Der neu gewählte Ständerat Jakob Stark lacht mit SVP-Parteipräsident Ruedi Zbinden in eine Kamera. (Bild: Reto Martin)

Sie sind erst im Verlauf des Nachmittags ins Wahlzentrum gekommen. Wo haben Sie erfahren, dass es für Sie reicht?

Ich hab die Resultate von Anfang an mitverfolgt und analysiert. Als es sicher war, dass ich gewählt werde, bin ich unter die Leute.

Die Thurgauer Bevölkerung hat Sie im ersten Wahlgang gewählt.

Ich freue mich natürlich sehr, dass ich dieses Vertrauen der Thurgauer Stimmberechtigten haben darf. Das erfüllt mich mit Freude.

Wie sehen Sie Ihrer neuen Aufgabe entgegen?

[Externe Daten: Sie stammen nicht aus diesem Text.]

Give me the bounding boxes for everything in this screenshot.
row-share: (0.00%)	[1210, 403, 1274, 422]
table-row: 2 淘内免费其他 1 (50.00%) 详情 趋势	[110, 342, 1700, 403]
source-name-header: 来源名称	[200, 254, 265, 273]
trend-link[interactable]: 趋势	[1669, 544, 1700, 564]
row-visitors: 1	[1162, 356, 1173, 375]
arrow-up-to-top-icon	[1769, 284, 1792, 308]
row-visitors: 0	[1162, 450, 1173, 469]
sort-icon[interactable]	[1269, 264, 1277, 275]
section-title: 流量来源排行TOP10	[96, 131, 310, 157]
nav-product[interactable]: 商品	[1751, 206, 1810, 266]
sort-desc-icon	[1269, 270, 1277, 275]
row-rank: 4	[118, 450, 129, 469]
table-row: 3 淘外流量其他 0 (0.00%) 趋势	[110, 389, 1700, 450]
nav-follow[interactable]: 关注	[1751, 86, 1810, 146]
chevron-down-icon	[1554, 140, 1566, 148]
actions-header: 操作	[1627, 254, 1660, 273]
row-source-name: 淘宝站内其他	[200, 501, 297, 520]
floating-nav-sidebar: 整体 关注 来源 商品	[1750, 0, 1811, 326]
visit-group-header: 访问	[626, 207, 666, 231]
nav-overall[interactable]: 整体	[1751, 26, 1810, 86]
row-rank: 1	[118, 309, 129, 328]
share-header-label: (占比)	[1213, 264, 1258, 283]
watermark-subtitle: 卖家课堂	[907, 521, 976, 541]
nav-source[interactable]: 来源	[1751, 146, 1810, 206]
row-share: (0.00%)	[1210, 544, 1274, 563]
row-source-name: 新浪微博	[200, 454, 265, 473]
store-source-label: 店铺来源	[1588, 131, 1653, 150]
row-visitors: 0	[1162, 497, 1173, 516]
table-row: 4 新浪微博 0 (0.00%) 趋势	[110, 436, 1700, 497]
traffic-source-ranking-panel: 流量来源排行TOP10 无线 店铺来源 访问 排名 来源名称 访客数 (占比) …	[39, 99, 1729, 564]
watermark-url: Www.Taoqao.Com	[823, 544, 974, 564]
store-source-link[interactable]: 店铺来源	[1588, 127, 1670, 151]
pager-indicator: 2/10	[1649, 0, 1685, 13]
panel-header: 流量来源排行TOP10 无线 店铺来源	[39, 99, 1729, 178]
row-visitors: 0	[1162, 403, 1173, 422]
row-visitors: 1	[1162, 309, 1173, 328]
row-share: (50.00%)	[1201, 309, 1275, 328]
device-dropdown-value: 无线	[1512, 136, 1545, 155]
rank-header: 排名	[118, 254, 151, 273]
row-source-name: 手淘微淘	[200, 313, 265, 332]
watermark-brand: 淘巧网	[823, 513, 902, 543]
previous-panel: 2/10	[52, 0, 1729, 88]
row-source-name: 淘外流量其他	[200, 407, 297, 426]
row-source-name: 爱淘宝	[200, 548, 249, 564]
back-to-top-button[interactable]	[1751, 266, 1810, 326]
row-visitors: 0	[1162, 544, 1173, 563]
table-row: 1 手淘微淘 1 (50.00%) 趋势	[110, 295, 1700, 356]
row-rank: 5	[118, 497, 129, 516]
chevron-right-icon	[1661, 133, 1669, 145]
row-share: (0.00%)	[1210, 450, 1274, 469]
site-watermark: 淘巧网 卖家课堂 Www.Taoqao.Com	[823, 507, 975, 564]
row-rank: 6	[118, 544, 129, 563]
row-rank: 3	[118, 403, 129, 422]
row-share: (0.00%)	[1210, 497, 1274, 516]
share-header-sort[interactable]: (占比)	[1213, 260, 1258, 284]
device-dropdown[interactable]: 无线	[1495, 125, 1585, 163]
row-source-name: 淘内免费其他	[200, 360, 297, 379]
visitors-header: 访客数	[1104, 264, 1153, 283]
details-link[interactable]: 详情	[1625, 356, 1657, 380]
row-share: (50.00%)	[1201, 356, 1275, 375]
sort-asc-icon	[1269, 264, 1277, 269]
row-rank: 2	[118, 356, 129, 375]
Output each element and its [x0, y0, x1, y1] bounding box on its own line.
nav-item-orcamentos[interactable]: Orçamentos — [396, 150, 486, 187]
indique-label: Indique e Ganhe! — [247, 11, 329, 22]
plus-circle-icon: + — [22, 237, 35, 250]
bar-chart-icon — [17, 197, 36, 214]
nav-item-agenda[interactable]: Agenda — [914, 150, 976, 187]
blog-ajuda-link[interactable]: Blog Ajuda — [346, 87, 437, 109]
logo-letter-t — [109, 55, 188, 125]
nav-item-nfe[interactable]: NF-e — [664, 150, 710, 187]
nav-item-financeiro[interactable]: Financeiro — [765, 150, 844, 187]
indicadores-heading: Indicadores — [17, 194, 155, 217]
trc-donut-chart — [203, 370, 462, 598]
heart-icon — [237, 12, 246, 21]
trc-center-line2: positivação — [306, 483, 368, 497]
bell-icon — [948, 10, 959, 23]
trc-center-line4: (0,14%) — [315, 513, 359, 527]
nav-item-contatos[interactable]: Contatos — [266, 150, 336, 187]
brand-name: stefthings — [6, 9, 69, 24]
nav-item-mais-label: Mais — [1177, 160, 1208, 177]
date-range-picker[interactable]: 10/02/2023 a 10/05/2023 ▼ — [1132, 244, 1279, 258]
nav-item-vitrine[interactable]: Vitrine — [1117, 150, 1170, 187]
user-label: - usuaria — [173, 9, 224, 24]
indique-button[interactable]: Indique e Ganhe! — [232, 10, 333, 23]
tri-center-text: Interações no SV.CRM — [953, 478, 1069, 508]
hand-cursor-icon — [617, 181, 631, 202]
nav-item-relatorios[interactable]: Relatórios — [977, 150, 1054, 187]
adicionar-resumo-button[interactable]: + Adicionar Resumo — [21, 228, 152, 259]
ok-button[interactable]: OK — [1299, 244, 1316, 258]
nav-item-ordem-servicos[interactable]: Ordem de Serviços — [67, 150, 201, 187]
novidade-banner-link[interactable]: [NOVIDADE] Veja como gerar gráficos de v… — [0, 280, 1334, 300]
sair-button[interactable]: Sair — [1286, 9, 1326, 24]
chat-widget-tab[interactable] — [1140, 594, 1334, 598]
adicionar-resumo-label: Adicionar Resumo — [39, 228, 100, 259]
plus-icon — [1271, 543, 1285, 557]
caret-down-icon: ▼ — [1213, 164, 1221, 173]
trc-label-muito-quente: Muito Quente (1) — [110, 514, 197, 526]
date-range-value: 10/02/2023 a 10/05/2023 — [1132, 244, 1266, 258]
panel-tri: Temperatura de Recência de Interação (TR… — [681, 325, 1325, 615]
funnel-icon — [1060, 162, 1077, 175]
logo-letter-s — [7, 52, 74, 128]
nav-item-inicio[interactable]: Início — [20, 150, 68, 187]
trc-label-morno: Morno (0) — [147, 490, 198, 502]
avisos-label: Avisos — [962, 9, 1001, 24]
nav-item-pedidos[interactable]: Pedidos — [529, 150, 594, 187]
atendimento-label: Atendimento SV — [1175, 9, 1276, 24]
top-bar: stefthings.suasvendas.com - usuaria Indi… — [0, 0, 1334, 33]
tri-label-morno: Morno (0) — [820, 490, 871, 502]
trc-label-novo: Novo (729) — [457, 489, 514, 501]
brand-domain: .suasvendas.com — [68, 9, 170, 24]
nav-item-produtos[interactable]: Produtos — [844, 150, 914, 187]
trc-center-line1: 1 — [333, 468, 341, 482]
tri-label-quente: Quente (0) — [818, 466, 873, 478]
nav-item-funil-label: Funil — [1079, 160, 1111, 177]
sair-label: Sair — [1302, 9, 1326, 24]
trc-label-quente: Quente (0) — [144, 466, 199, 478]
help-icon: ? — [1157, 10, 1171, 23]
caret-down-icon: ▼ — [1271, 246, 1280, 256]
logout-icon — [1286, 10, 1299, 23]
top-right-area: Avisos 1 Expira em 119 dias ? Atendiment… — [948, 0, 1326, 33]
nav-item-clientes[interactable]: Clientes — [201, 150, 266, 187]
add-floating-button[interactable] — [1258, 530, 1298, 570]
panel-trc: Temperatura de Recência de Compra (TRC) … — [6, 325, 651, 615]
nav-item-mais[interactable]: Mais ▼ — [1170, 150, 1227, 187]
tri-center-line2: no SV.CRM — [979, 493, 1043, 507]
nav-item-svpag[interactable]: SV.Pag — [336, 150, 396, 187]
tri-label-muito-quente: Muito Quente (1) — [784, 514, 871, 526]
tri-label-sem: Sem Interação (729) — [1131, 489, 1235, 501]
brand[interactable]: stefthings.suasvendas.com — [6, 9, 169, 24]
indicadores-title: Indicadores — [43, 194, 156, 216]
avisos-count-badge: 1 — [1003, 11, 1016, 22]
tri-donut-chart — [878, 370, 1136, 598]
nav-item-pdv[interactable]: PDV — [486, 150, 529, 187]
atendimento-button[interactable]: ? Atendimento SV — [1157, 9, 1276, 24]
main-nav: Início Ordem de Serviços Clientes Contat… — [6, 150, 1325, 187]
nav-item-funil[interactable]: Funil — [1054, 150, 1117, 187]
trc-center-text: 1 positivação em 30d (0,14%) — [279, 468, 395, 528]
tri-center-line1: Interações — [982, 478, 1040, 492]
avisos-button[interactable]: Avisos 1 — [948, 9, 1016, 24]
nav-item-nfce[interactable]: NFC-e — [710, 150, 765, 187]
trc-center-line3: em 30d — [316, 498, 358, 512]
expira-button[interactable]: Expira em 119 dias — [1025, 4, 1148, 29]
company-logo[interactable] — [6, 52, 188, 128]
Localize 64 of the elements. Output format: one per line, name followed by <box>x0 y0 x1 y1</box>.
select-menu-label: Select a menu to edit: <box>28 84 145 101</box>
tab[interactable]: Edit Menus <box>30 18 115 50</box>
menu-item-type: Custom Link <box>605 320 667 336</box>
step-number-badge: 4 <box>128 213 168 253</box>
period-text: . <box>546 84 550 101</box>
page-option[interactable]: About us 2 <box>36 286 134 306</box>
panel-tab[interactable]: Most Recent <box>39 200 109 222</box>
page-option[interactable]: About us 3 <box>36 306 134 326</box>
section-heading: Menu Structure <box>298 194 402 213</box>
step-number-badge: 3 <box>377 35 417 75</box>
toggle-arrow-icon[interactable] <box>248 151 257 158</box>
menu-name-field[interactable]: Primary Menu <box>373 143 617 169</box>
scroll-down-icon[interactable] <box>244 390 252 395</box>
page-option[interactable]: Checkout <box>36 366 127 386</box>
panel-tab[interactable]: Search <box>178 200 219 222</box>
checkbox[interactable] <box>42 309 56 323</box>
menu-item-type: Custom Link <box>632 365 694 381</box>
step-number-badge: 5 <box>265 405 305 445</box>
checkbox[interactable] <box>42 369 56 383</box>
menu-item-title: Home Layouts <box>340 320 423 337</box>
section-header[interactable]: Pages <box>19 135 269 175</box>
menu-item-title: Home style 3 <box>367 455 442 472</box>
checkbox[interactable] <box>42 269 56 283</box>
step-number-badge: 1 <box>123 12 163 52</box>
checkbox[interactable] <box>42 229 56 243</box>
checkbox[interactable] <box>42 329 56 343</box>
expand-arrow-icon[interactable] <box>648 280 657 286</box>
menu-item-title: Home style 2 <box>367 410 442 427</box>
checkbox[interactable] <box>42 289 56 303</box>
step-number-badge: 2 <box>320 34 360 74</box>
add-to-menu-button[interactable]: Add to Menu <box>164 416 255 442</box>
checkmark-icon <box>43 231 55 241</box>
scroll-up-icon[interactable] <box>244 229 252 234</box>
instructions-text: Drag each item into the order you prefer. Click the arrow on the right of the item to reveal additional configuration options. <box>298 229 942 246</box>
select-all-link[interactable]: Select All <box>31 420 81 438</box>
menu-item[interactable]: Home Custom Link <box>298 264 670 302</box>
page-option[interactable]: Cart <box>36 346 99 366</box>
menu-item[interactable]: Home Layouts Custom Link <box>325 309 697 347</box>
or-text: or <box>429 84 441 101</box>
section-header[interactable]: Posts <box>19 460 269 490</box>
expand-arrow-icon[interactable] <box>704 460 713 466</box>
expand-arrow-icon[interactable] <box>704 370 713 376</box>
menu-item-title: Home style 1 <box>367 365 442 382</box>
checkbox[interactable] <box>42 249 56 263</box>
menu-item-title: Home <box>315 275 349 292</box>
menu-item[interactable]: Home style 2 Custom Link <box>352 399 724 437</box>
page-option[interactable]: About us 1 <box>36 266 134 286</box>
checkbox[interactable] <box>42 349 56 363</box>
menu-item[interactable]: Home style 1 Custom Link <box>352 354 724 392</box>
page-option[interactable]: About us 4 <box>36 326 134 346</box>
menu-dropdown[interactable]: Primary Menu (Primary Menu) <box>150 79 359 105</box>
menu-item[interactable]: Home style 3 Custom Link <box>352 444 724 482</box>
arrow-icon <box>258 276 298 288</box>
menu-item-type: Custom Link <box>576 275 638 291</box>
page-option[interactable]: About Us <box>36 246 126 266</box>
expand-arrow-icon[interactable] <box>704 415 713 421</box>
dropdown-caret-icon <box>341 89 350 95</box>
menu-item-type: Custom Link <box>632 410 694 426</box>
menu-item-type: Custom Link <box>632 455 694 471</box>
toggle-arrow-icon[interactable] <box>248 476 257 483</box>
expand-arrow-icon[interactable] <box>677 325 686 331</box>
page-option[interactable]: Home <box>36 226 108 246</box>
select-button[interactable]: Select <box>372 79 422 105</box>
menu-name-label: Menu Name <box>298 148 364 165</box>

Neben der Freude spüre ich auch die Verantwortung, dass ich ab diesem Dezember den Thurgau in Bern vertreten werde. Es ist eine Verpflichtung, die ich mit meiner Erfahrung und meinen Kenntnissen für den ganzen Kanton wahrnehmen werde. Mir ist auch wichtig: Ich habe klare Positionierungen, man weiss, wo ich stehe. Aber ich werde mithelfen, dass es gute Kompromisse gibt, die das Land weiterbringen.

Sind Sie schon bereit für Ihre erste Session?

Überhaupt nicht. Ich habe bewusst immer nur bis zum 20. Oktober gedacht. Ab Montag werde ich mich um alles kümmern.

Mehrere Monate lang werden Sie als Regierungspräsident und Ständerat eine Doppelbelastung zu stemmen haben.

Das wird gehen. In Zusammenarbeit mit dem Gesamtregierungsrat werde ich vielleicht mal eine Aufgabe an den Vizepräsidenten delegieren können. Mir ist aber wichtig, dass ich beiden Ämtern meine volle Aufmerksamkeit schenke.